Scientists Admit Covering Up Fauci’s Role in Lab Leak Due to ‘Political’ Pressure
According to congressional investigators, top scientists have given testimony claiming that they assisted Dr. Anthony Fauci in concealing his involvement in the Covid lab leak.
During their appearance before the Republican-led Select Subcommittee on the Coronavirus Pandemic, these scientists revealed that they chose to cover for Fauci due to political pressure.
The subcommittee's findings indicate that Fauci, along with then-National Institutes of Health Director Francis Collins and a group of virologists, utilized flawed science to avoid blaming China for the COVID-19 pandemic.
In their investigation, the subcommittee has received over 8,000 pages of documents and more than 25 hours of testimony related to the influential study titled "The Proximal Origins of SARS-CoV-2," published in the prestigious journal Nature. This study played a significant role in dispelling allegations of a leak from the Wuhan Institute of Virology in China.
Although privately acknowledging that the natural-origins theory was implausible, the study's official authors—Kristian Andersen, W. Ian Lipkin, Edward Holmes, and Robert Garry—concluded with unwavering certainty that a laboratory-based scenario was not feasible.
Unfortunately, the authors failed to disclose in the publication's ethics declarations that Dr. Anthony Fauci, who supervised coronavirus research funding at the Wuhan Institute of Virology, had commissioned and edited the paper.
Subsequent investigations have confirmed that Fauci did indeed commission and edit the paper, further raising concerns. Additionally, Fauci provided substantial grants to the scientists around the time of the paper's publication.

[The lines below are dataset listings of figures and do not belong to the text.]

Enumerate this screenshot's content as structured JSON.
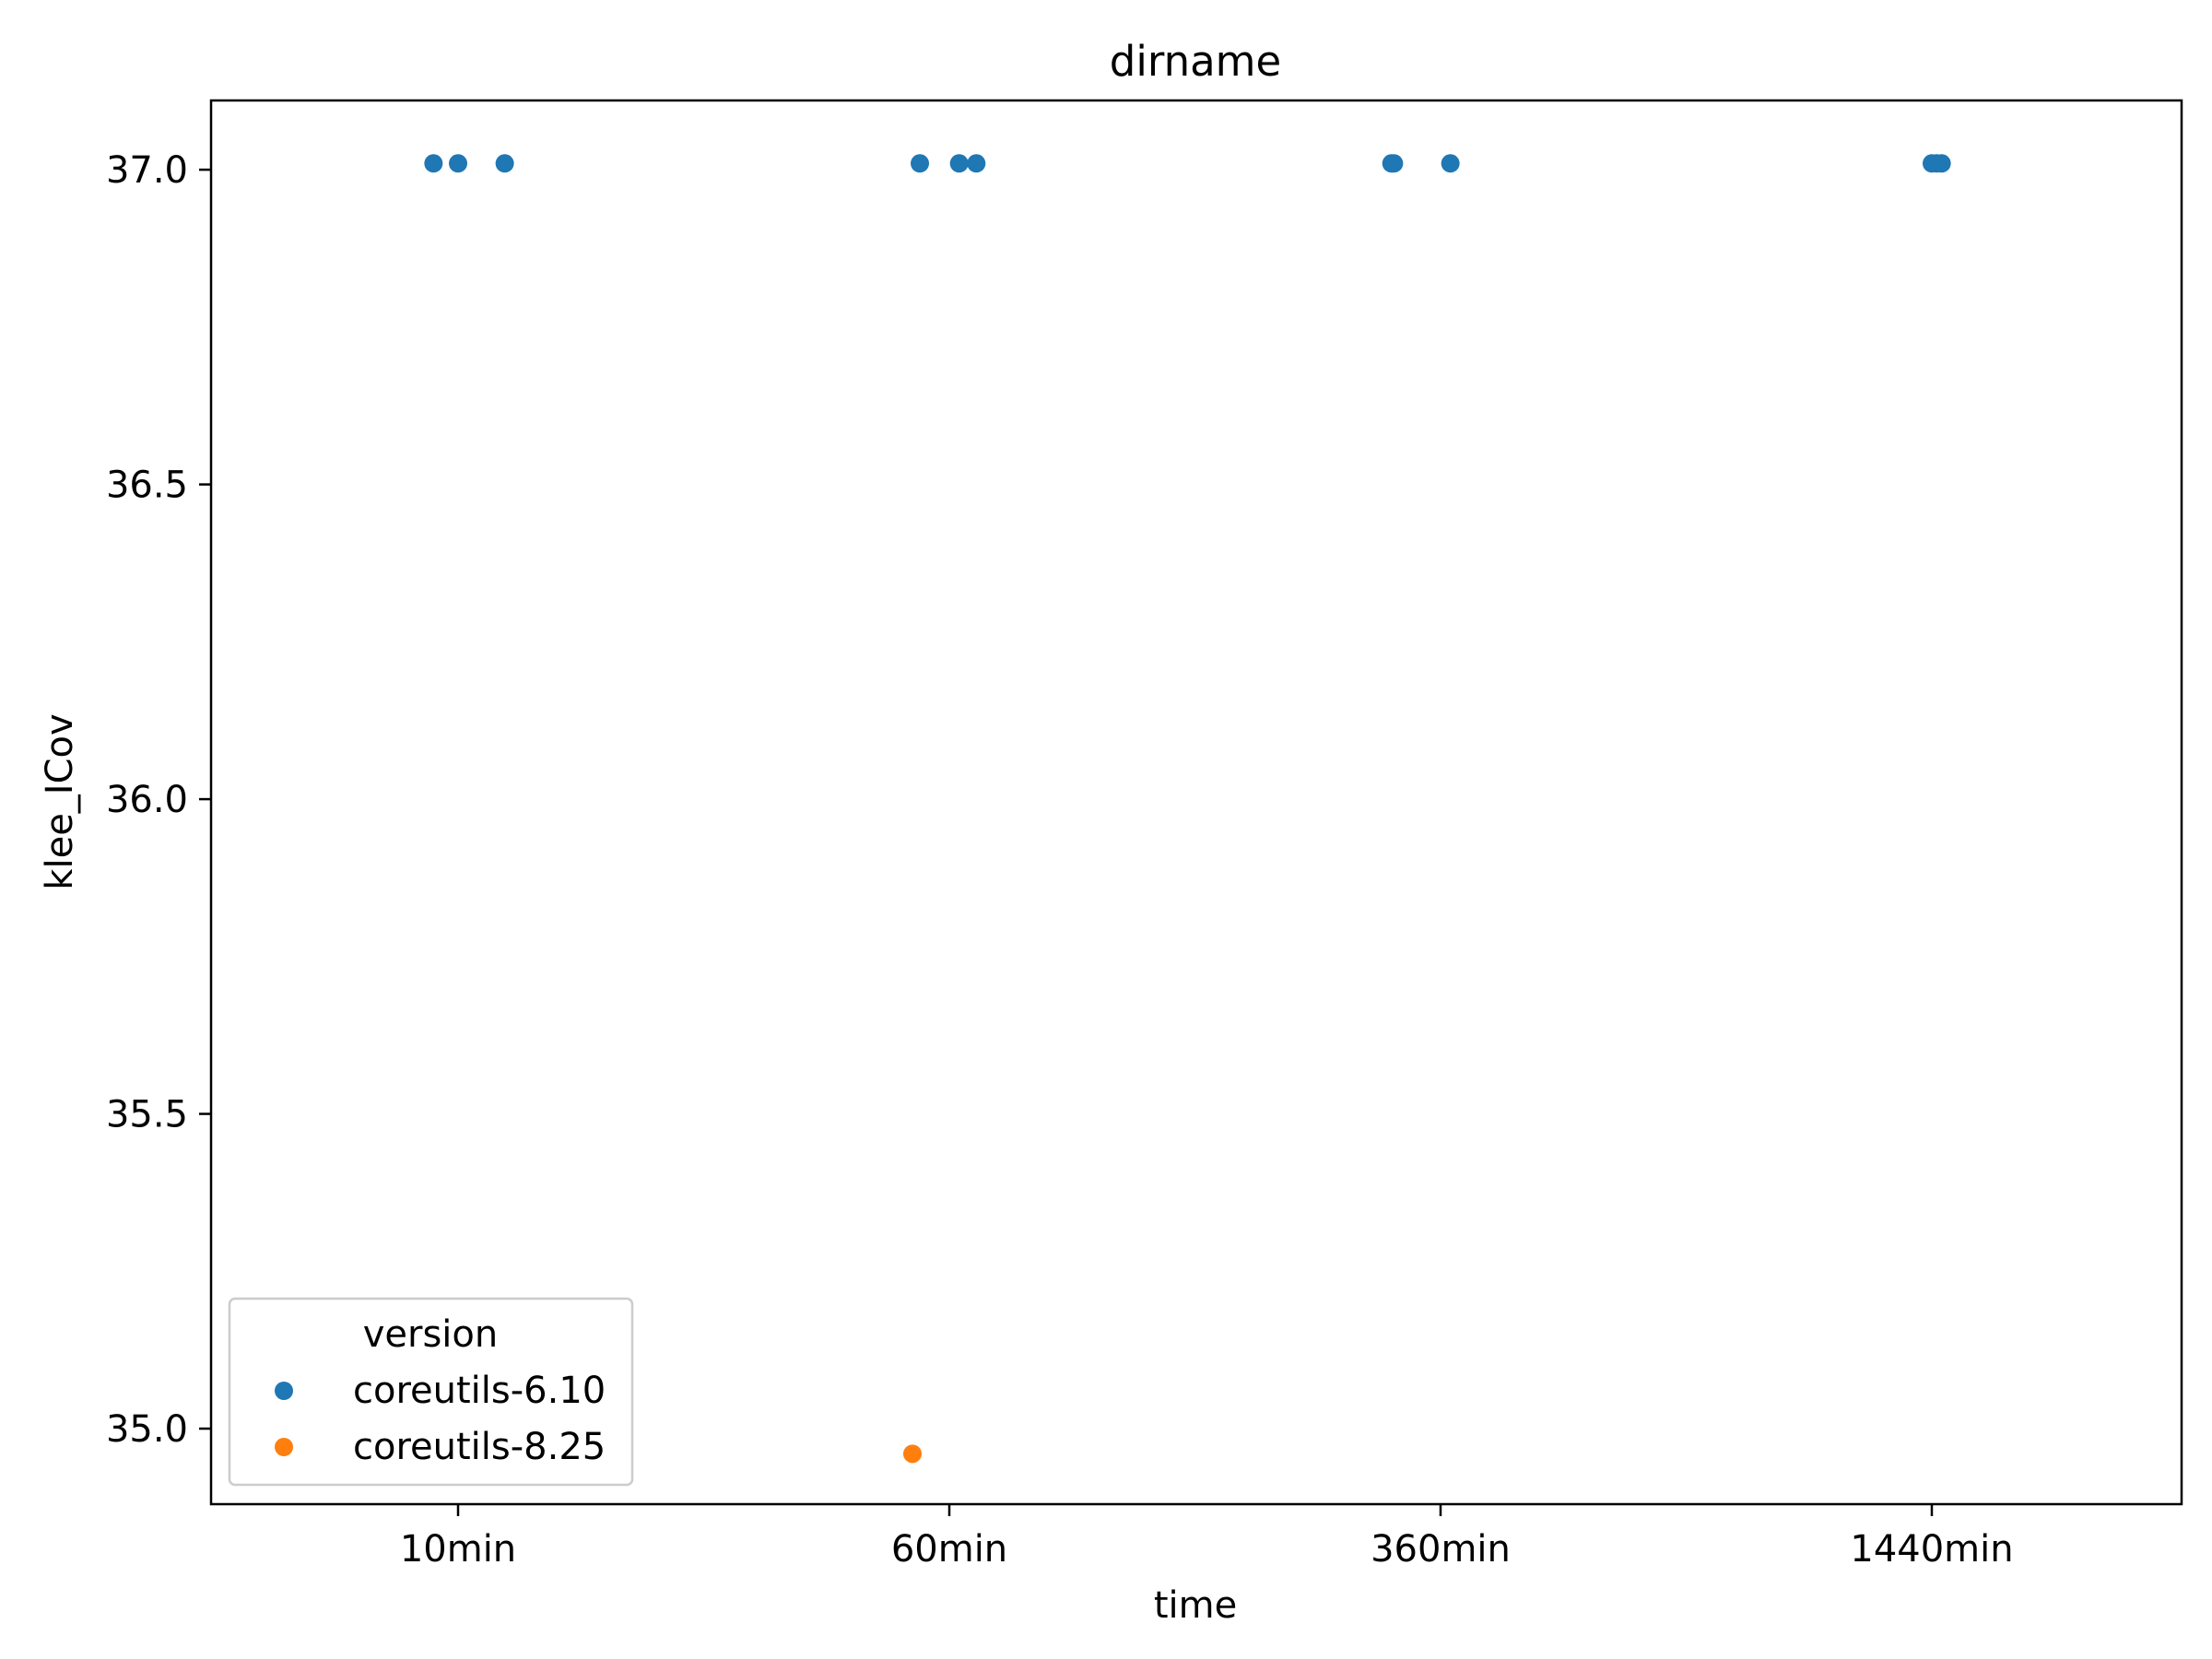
{
  "chart_data": {
    "type": "scatter",
    "title": "dirname",
    "xlabel": "time",
    "ylabel": "klee_ICov",
    "categories": [
      "10min",
      "60min",
      "360min",
      "1440min"
    ],
    "ylim": [
      34.88,
      37.11
    ],
    "yticks": [
      "35.0",
      "35.5",
      "36.0",
      "36.5",
      "37.0"
    ],
    "grid": false,
    "legend": {
      "title": "version",
      "placement": "lower-left",
      "entries": [
        "coreutils-6.10",
        "coreutils-8.25"
      ]
    },
    "series": [
      {
        "name": "coreutils-6.10",
        "color": "#1f77b4",
        "points": [
          {
            "x": "10min",
            "jitter": -0.05,
            "y": 37.01
          },
          {
            "x": "10min",
            "jitter": 0.0,
            "y": 37.01
          },
          {
            "x": "10min",
            "jitter": 0.095,
            "y": 37.01
          },
          {
            "x": "60min",
            "jitter": -0.06,
            "y": 37.01
          },
          {
            "x": "60min",
            "jitter": 0.02,
            "y": 37.01
          },
          {
            "x": "60min",
            "jitter": 0.055,
            "y": 37.01
          },
          {
            "x": "360min",
            "jitter": -0.1,
            "y": 37.01
          },
          {
            "x": "360min",
            "jitter": -0.095,
            "y": 37.01
          },
          {
            "x": "360min",
            "jitter": 0.02,
            "y": 37.01
          },
          {
            "x": "1440min",
            "jitter": 0.0,
            "y": 37.01
          },
          {
            "x": "1440min",
            "jitter": 0.01,
            "y": 37.01
          },
          {
            "x": "1440min",
            "jitter": 0.02,
            "y": 37.01
          }
        ]
      },
      {
        "name": "coreutils-8.25",
        "color": "#ff7f0e",
        "points": [
          {
            "x": "60min",
            "jitter": -0.075,
            "y": 34.96
          }
        ]
      }
    ]
  }
}
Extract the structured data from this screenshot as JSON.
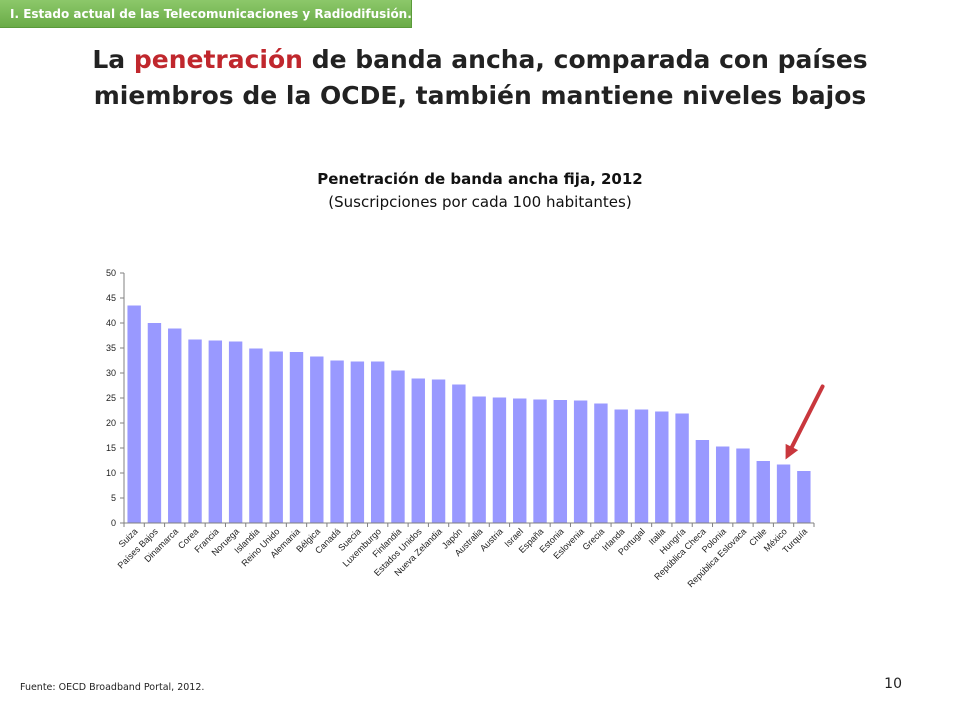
{
  "header": {
    "section_label": "I. Estado actual de las Telecomunicaciones y Radiodifusión."
  },
  "slide": {
    "title_part1": "La",
    "title_highlight": "penetración",
    "title_part2": "de banda ancha, comparada con países miembros de la OCDE, también mantiene niveles bajos",
    "highlight_color": "#c0272d"
  },
  "chart_data": {
    "type": "bar",
    "title": "Penetración de banda ancha fija, 2012",
    "subtitle": "(Suscripciones por cada 100 habitantes)",
    "categories": [
      "Suiza",
      "Países Bajos",
      "Dinamarca",
      "Corea",
      "Francia",
      "Noruega",
      "Islandia",
      "Reino Unido",
      "Alemania",
      "Bélgica",
      "Canadá",
      "Suecia",
      "Luxemburgo",
      "Finlandia",
      "Estados Unidos",
      "Nueva Zelandia",
      "Japón",
      "Australia",
      "Austria",
      "Israel",
      "España",
      "Estonia",
      "Eslovenia",
      "Grecia",
      "Irlanda",
      "Portugal",
      "Italia",
      "Hungría",
      "República Checa",
      "Polonia",
      "República Eslovaca",
      "Chile",
      "México",
      "Turquía"
    ],
    "values": [
      43.5,
      40.0,
      38.9,
      36.7,
      36.5,
      36.3,
      34.9,
      34.3,
      34.2,
      33.3,
      32.5,
      32.3,
      32.3,
      30.5,
      28.9,
      28.7,
      27.7,
      25.3,
      25.1,
      24.9,
      24.7,
      24.6,
      24.5,
      23.9,
      22.7,
      22.7,
      22.3,
      21.9,
      16.6,
      15.3,
      14.9,
      12.4,
      11.7,
      10.4
    ],
    "ylim": [
      0,
      50
    ],
    "yticks": [
      0,
      5,
      10,
      15,
      20,
      25,
      30,
      35,
      40,
      45,
      50
    ],
    "bar_color": "#9999ff",
    "grid": false,
    "highlight_category": "México",
    "arrow_color": "#c9373d"
  },
  "footer": {
    "source": "Fuente: OECD Broadband Portal, 2012.",
    "page_number": "10"
  }
}
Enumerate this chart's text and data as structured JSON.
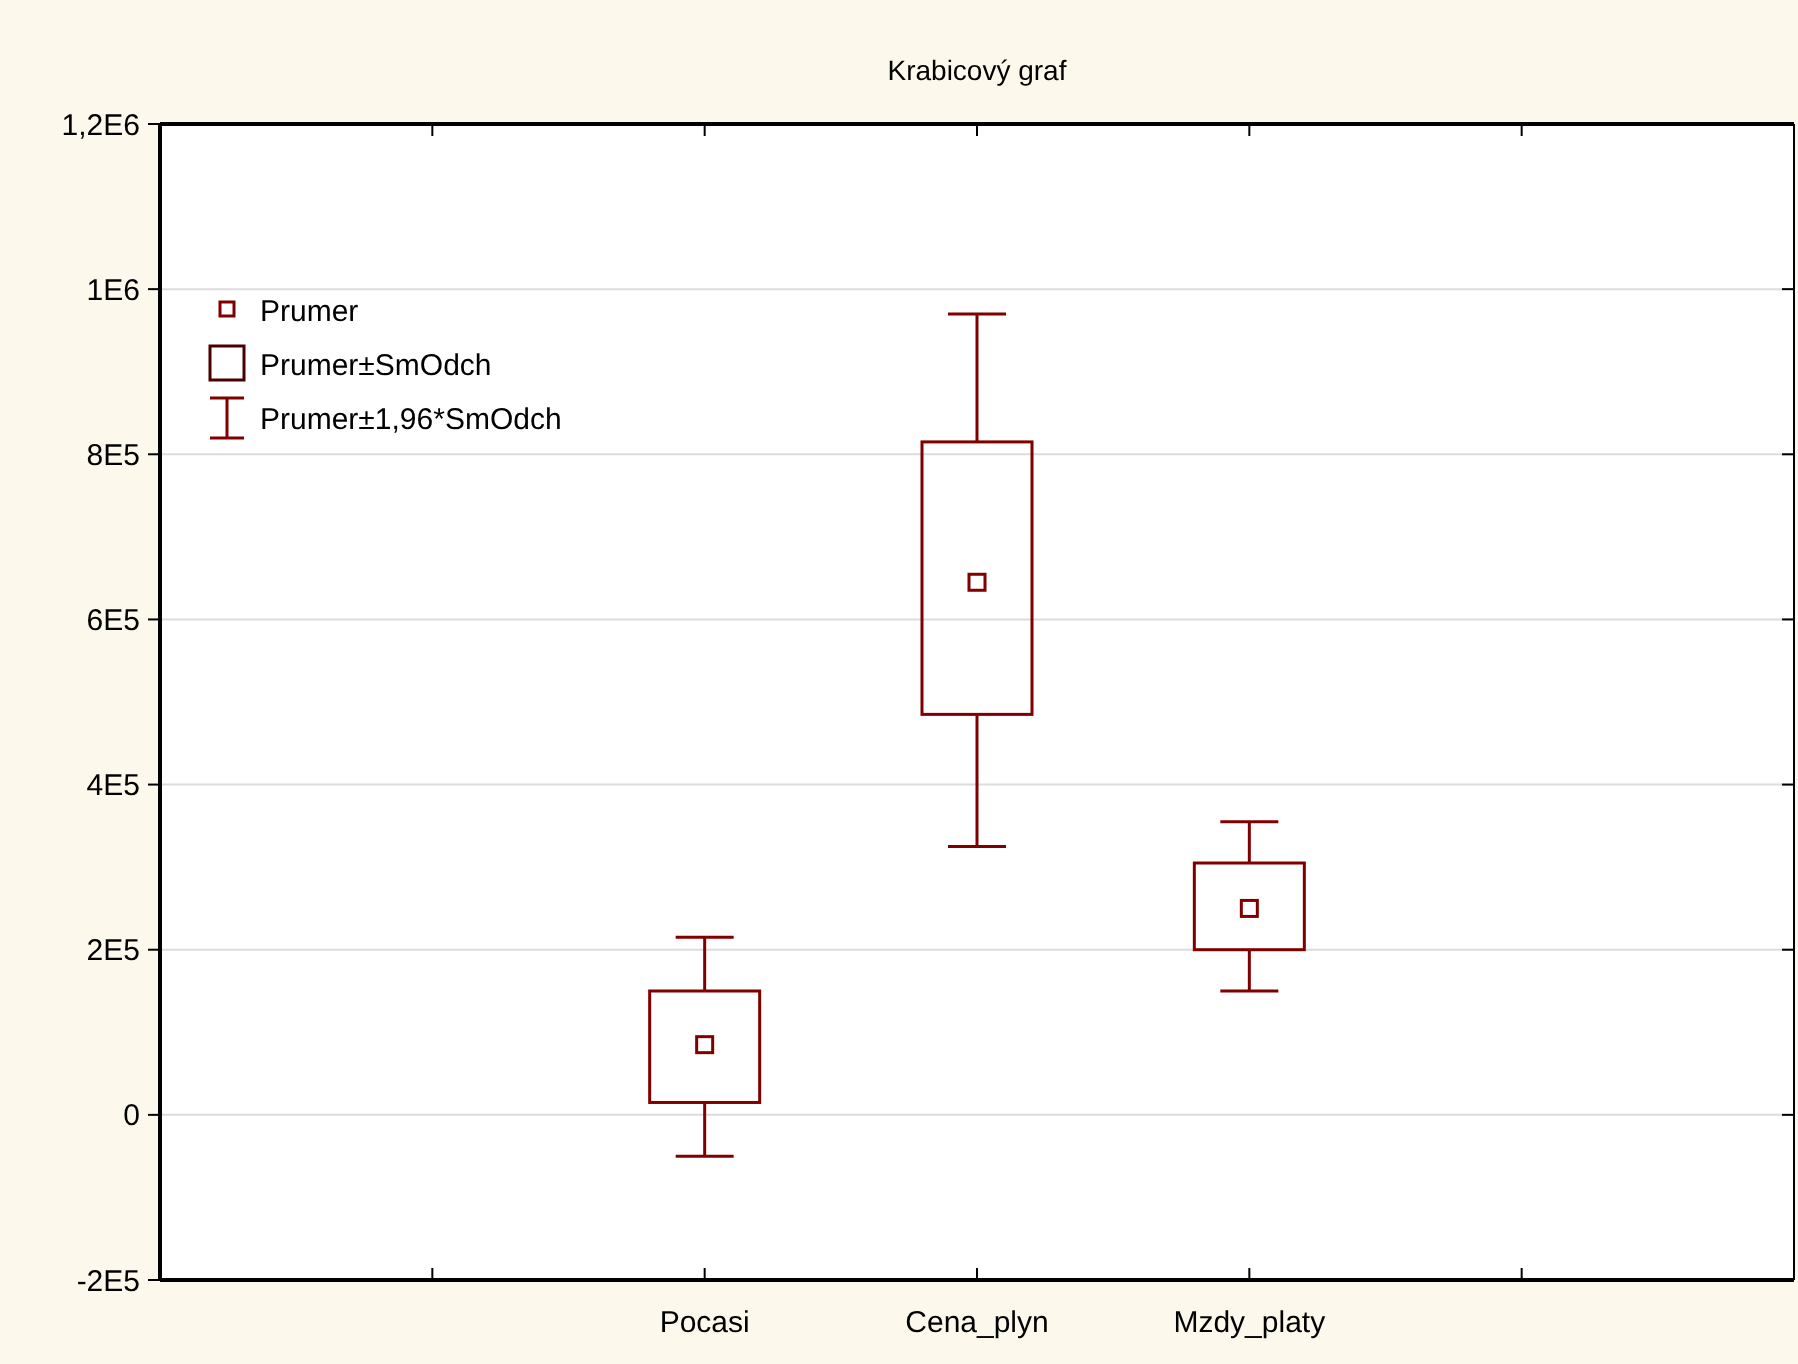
{
  "chart_data": {
    "type": "box",
    "title": "Krabicový graf",
    "categories": [
      null,
      "Pocasi",
      "Cena_plyn",
      "Mzdy_platy",
      null
    ],
    "boxes": [
      null,
      {
        "low": -50000,
        "q1": 15000,
        "median": 85000,
        "q3": 150000,
        "high": 215000
      },
      {
        "low": 325000,
        "q1": 485000,
        "median": 645000,
        "q3": 815000,
        "high": 970000
      },
      {
        "low": 150000,
        "q1": 200000,
        "median": 250000,
        "q3": 305000,
        "high": 355000
      },
      null
    ],
    "color": "#800000",
    "marker": "square",
    "ylim": [
      -200000,
      1200000
    ],
    "yticks": [
      {
        "value": -200000,
        "label": "-2E5"
      },
      0,
      {
        "value": 200000,
        "label": "2E5"
      },
      {
        "value": 400000,
        "label": "4E5"
      },
      {
        "value": 600000,
        "label": "6E5"
      },
      {
        "value": 800000,
        "label": "8E5"
      },
      {
        "value": 1000000,
        "label": "1E6"
      },
      {
        "value": 1200000,
        "label": "1,2E6"
      }
    ],
    "grid": "y",
    "annotations": [
      "Prumer",
      "Prumer±SmOdch",
      "Prumer±1,96*SmOdch"
    ]
  }
}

What makes matters even more troubling is that Fauci repeatedly cited this paper to support his and Collins' favored theory of zoonotic origins. He even referenced it during White House briefings to bolster his claims.
The subcommittee recently released additional correspondences between the official authors of the paper, which further compound the issue. These communications suggest that those involved were aware of the political implications and sought to preserve "international harmony" rather than accusing China of any accidental release of the virus.
One of the authors, Rambaut, expressed the desire to avoid accusing China, stating that they should ascribe the virus's origins to natural processes due to the lack of evidence for a specifically engineered virus. Andersen agreed with this approach, acknowledging the injection of politics into science but considering it unavoidable given the circumstances.
Another email released by the subcommittee came from Ron Fouchier, who was also on the conference call with Fauci and the paper's future authors. Fouchier expressed concern about any potential fallout China might face, asserting that attributing the virus's release to human action would harm both science in general and science in China.
In a separate email, Collins implied that a unified front supporting the natural-origin theory was necessary to prevent conspiracy theories from dominating public discourse, which could harm science and international harmony.
It is worth noting that under Collins' leadership, the National Institutes of Health provided funding to EcoHealth Alliance, an organization led by Peter Daszak, who also denies the lab-leak theory. Ben Hu, a subcontractor for EcoHealth Alliance and the lead researcher at the Wuhan lab for gain-of-function research on SARS-like coronaviruses, was one of the first three lab researchers infected with COVID-19 in November 2019.
The subcommittee identified two possible motives behind the efforts to downplay the lab-leak theory: the virologists either aimed to protect China and maintain diplomatic relations or sought to reduce the likelihood of stricter biosafety and laboratory regulations.
Interestingly, the subcommittee did not explore the possibility that individuals associated with Fauci might have wanted to shift the blame away from the Western medical administrative establishment and its potential shared responsibility with the Chinese communists for the millions of deaths caused by the pandemic.